Another great product bites the dust?
June 3, 2004 Product Management No Comments Viewed: 261 times
It is official. Sony is virtually withdrawing from the PDA market with the decision to stop selling its Clie range of products in the U.S. and European markets. Sony’s move may well be the beginning of the end for the PDA as a product in general. One of the main reasons for lackluster PDA sales - once a hot gizmo among the upwardly mobile population - is the strong competition from “the communication business’s 800-pound gorilla: the cell phone.”

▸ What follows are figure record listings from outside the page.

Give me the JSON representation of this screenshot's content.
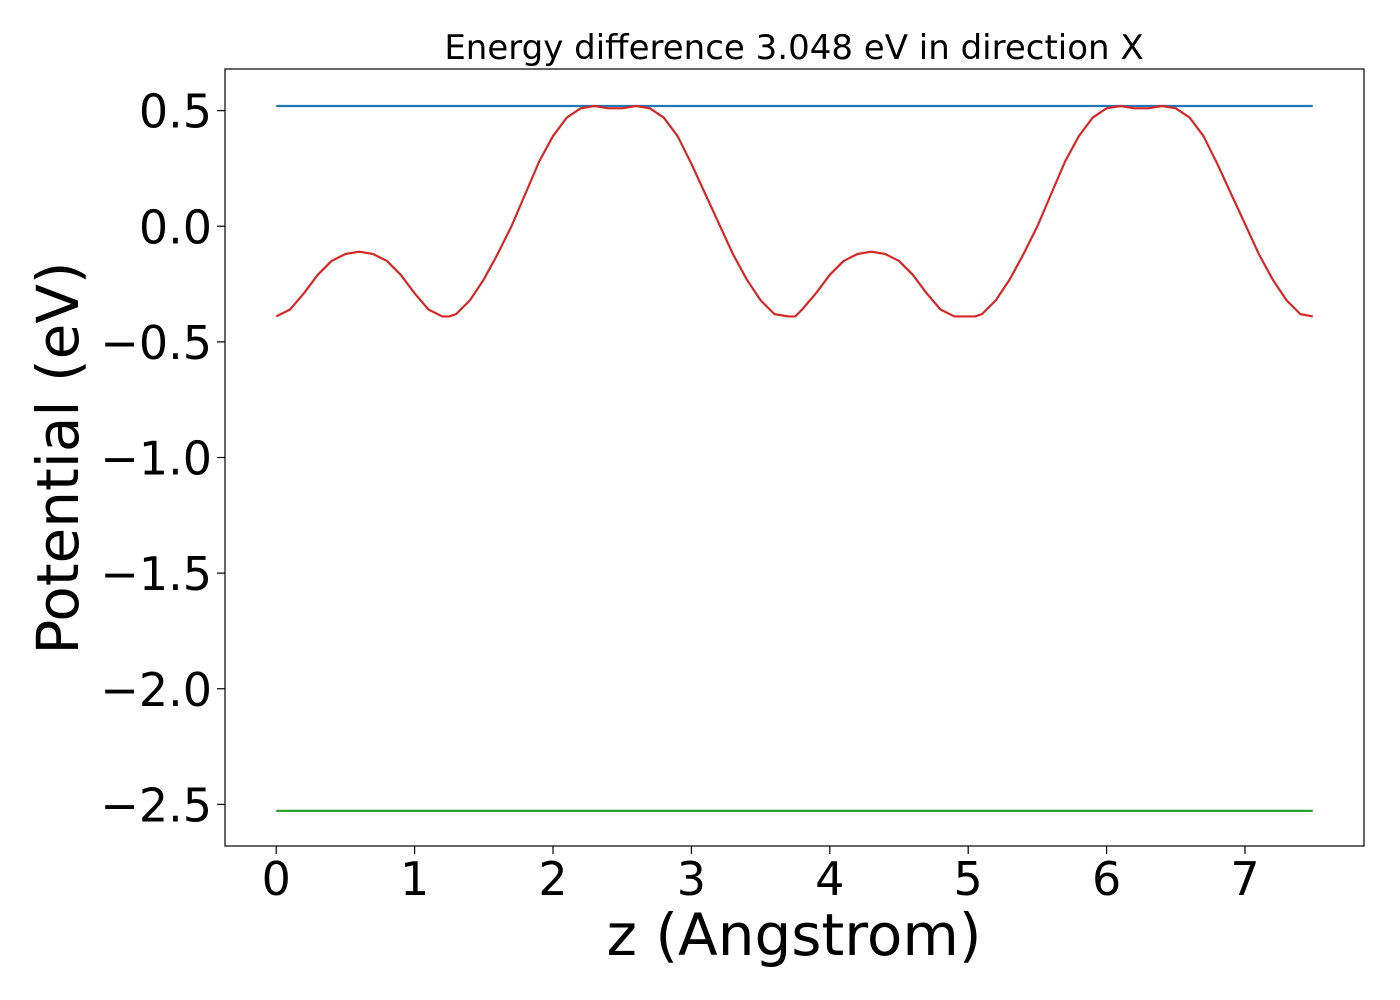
{
  "chart_data": {
    "type": "line",
    "title": "Energy difference 3.048 eV in direction X",
    "xlabel": "z (Angstrom)",
    "ylabel": "Potential (eV)",
    "xlim": [
      -0.37,
      7.86
    ],
    "ylim": [
      -2.68,
      0.68
    ],
    "grid": false,
    "legend": "none",
    "xticks": [
      0,
      1,
      2,
      3,
      4,
      5,
      6,
      7
    ],
    "xtick_labels": [
      "0",
      "1",
      "2",
      "3",
      "4",
      "5",
      "6",
      "7"
    ],
    "yticks": [
      0.5,
      0.0,
      -0.5,
      -1.0,
      -1.5,
      -2.0,
      -2.5
    ],
    "ytick_labels": [
      "0.5",
      "0.0",
      "−0.5",
      "−1.0",
      "−1.5",
      "−2.0",
      "−2.5"
    ],
    "series": [
      {
        "color": "#1f77b4",
        "x": [
          0,
          7.49
        ],
        "y": [
          0.52,
          0.52
        ]
      },
      {
        "color": "#d62728",
        "x": [
          0,
          0.1,
          0.2,
          0.3,
          0.4,
          0.5,
          0.6,
          0.7,
          0.8,
          0.9,
          1.0,
          1.1,
          1.2,
          1.25,
          1.3,
          1.4,
          1.5,
          1.6,
          1.7,
          1.8,
          1.9,
          2.0,
          2.1,
          2.2,
          2.3,
          2.4,
          2.5,
          2.6,
          2.7,
          2.8,
          2.9,
          3.0,
          3.1,
          3.2,
          3.3,
          3.4,
          3.5,
          3.6,
          3.7,
          3.75,
          3.8,
          3.9,
          4.0,
          4.1,
          4.2,
          4.3,
          4.4,
          4.5,
          4.6,
          4.7,
          4.8,
          4.9,
          5.0,
          5.05,
          5.1,
          5.2,
          5.3,
          5.4,
          5.5,
          5.6,
          5.7,
          5.8,
          5.9,
          6.0,
          6.1,
          6.2,
          6.3,
          6.4,
          6.5,
          6.6,
          6.7,
          6.8,
          6.9,
          7.0,
          7.1,
          7.2,
          7.3,
          7.4,
          7.49
        ],
        "y": [
          -0.39,
          -0.36,
          -0.29,
          -0.21,
          -0.15,
          -0.12,
          -0.11,
          -0.12,
          -0.15,
          -0.21,
          -0.29,
          -0.36,
          -0.39,
          -0.39,
          -0.38,
          -0.32,
          -0.23,
          -0.12,
          0.0,
          0.14,
          0.28,
          0.39,
          0.47,
          0.51,
          0.52,
          0.51,
          0.51,
          0.52,
          0.51,
          0.47,
          0.39,
          0.27,
          0.14,
          0.01,
          -0.12,
          -0.23,
          -0.32,
          -0.38,
          -0.39,
          -0.39,
          -0.36,
          -0.29,
          -0.21,
          -0.15,
          -0.12,
          -0.11,
          -0.12,
          -0.15,
          -0.21,
          -0.29,
          -0.36,
          -0.39,
          -0.39,
          -0.39,
          -0.38,
          -0.32,
          -0.23,
          -0.12,
          0.0,
          0.14,
          0.28,
          0.39,
          0.47,
          0.51,
          0.52,
          0.51,
          0.51,
          0.52,
          0.51,
          0.47,
          0.39,
          0.27,
          0.14,
          0.01,
          -0.12,
          -0.23,
          -0.32,
          -0.38,
          -0.39
        ]
      },
      {
        "color": "#2ca02c",
        "x": [
          0,
          7.49
        ],
        "y": [
          -2.528,
          -2.528
        ]
      }
    ]
  }
}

So, will PDAs be relegated to the dustbin of great products that failed? Or will it reincarnate in a different avatar? The debate is on. The product gurus are definitely trying to answer some of the obvious questions: Did Sony (and the others) didn’t foresee the threats from the substitute(s)? Were there simply too many features (do I hear some one say “the iPod lesson”)? Did the price reflect a fair value proposition from the customer’s viewpoint? How do PDAs differentiate from today’s feature-rich cell phones and “converged” mobile phones?
All said and done, it will be a while before the customers give their final verdict on the value of PDA as a product. Sony will more than survive even if the PDA market collapses. Thanks to their wide range of product portfolio and business units. But what about companies whose market presence is solely based on PDAs and related components and services - a company like PalmSource Inc., whose software powers the PDAs and which counts Sony as its second biggest licensee? They would definitely need to do some serious rethinking about their product portfolio. A single product strategy is always dangerous in hi-tech industry - especially considering the fact that technology is itself in a stage of flux.
So what are the lessons to be learnt? The one lesson that I will take home is that product managers within a company should always plan for failure. Always. Even in the best of times - when company’s products are raking in great returns, no competition in sight, substitutes are weak, the party for company’s “Killer Product of the Decade” is underway, etc, etc. - it pays to be a paranoid product manager. In fact, employers should pay product managers to be paranoid! In my book, a good product manager is one who is constantly aware that the next product to kill his/her company’s flagship product may come the very next day. Or while (s)he is sleeping in the night.